Veri Saklama, kullanıcı düzeyinde ve etkinlik düzeyinde verilerin ne kadar süreyle saklanacağını (2 veya 14 ay) seçmenize olanak tanır. Ayrıca her yeni oturumda kullanıcı verilerini sıfırlayabilirsiniz. Seçiminiz sektörünüzün ihtiyaçlarını ve toplanan bilgilerin hassasiyetini yansıtmalıdır.

IP Anonimleştirme

GA4, her kullanıcının IP adresinin son 8 bitini varsayılan olarak anonimleştirir ve anonimleştirmeyi tamamen veri modeline entegre eder. Bu, kullanıcıların gizliliğini korurken analiz için gerekli coğrafi ve cihaz içgörülerini sağlamaya devam eder.

Onay Modu

Kullanıcılar çerez onayını reddettiğinde, Analytics verileriniz eksik olacaktır. Onay Modu, benzer onay vermiş kullanıcılar temelinde bu kullanıcıların davranışlarını modellemek için makine öğrenimini kullanır ve gizliliği korurken raporlarınıza faydalı içgörüler sağlar.

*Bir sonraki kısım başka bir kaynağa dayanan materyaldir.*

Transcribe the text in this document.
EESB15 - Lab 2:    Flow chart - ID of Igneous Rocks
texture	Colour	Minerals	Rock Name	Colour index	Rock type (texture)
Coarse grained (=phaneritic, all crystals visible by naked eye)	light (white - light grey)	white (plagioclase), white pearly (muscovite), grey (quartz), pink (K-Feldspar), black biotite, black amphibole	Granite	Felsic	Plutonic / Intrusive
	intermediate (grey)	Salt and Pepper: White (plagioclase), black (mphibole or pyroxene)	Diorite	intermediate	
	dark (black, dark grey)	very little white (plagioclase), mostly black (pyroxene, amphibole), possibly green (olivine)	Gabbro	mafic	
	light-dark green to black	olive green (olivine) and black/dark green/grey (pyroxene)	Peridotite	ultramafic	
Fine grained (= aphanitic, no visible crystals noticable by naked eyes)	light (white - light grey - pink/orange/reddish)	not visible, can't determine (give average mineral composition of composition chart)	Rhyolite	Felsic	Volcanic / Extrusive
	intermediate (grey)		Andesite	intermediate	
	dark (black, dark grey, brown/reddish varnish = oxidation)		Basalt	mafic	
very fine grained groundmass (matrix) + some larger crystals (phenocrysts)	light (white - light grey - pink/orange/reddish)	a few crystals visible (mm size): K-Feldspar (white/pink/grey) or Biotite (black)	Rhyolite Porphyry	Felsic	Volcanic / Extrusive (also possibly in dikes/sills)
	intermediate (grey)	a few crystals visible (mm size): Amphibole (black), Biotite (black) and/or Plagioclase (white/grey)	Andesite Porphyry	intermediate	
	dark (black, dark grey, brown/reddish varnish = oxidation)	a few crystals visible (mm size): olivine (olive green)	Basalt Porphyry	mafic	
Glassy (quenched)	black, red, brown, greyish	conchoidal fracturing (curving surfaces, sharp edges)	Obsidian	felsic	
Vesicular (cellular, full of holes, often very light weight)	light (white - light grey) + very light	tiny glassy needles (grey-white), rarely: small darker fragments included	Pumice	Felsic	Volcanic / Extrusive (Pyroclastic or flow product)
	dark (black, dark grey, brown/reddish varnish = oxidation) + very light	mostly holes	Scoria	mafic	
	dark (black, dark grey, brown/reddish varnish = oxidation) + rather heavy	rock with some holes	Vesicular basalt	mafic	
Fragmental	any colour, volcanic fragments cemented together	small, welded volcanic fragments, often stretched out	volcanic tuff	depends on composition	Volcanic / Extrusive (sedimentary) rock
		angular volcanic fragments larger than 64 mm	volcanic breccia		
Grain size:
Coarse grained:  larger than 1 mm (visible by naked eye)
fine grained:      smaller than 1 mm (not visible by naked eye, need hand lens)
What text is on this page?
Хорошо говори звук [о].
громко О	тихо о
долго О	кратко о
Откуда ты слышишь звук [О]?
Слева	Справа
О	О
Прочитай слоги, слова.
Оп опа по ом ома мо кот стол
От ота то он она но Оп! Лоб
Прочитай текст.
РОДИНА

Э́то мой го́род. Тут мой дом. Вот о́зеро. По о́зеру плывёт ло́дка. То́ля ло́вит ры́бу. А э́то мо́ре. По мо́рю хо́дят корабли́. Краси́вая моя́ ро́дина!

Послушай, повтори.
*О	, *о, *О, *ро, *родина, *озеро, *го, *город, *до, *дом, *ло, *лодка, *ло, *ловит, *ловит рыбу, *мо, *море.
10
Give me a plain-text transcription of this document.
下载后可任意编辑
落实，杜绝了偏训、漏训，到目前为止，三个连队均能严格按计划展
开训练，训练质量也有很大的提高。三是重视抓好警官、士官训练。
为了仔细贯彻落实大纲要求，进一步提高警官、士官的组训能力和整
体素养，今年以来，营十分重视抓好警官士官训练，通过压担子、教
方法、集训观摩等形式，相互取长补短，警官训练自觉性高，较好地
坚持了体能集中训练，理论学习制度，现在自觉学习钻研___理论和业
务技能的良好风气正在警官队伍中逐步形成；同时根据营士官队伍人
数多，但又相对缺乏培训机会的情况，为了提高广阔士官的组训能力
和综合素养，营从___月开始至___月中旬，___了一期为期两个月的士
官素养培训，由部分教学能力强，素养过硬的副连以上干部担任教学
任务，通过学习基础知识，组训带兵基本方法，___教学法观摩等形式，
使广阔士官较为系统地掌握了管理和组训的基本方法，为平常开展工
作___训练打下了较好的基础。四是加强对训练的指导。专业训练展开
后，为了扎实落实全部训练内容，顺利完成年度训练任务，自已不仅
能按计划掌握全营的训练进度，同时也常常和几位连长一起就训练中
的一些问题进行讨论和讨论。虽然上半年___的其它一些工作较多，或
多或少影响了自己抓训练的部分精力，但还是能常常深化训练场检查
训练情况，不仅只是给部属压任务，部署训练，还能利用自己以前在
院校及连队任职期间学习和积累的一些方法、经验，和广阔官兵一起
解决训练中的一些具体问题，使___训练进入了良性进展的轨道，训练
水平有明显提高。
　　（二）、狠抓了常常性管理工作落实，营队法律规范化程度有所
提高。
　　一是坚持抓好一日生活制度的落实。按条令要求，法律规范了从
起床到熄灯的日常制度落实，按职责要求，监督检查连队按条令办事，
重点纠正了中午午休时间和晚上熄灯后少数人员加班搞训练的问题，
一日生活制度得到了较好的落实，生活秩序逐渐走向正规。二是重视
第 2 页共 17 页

GA4’te Sunucu Konumu & Veri Transferi Kısıtlamaları

GDPR kapsamında, EEA veya Birleşik Krallık’tan yeterli koruma olmayan yargı bölgelerine kişisel veri aktarımı kısıtlanmıştır. GA4 kullanıcıları, verilerinin nerede saklanacağını seçemez—Google’ın altyapısının büyük bölümü ABD’dedir. Eğer GA4’te AB/BK kişisel verilerini işliyorsanız, uyumlu transfer mekanizmalarının mevcut olduğundan emin olmalı ve çoğu zaman hukuki danışmanlık almanız gerekebilir.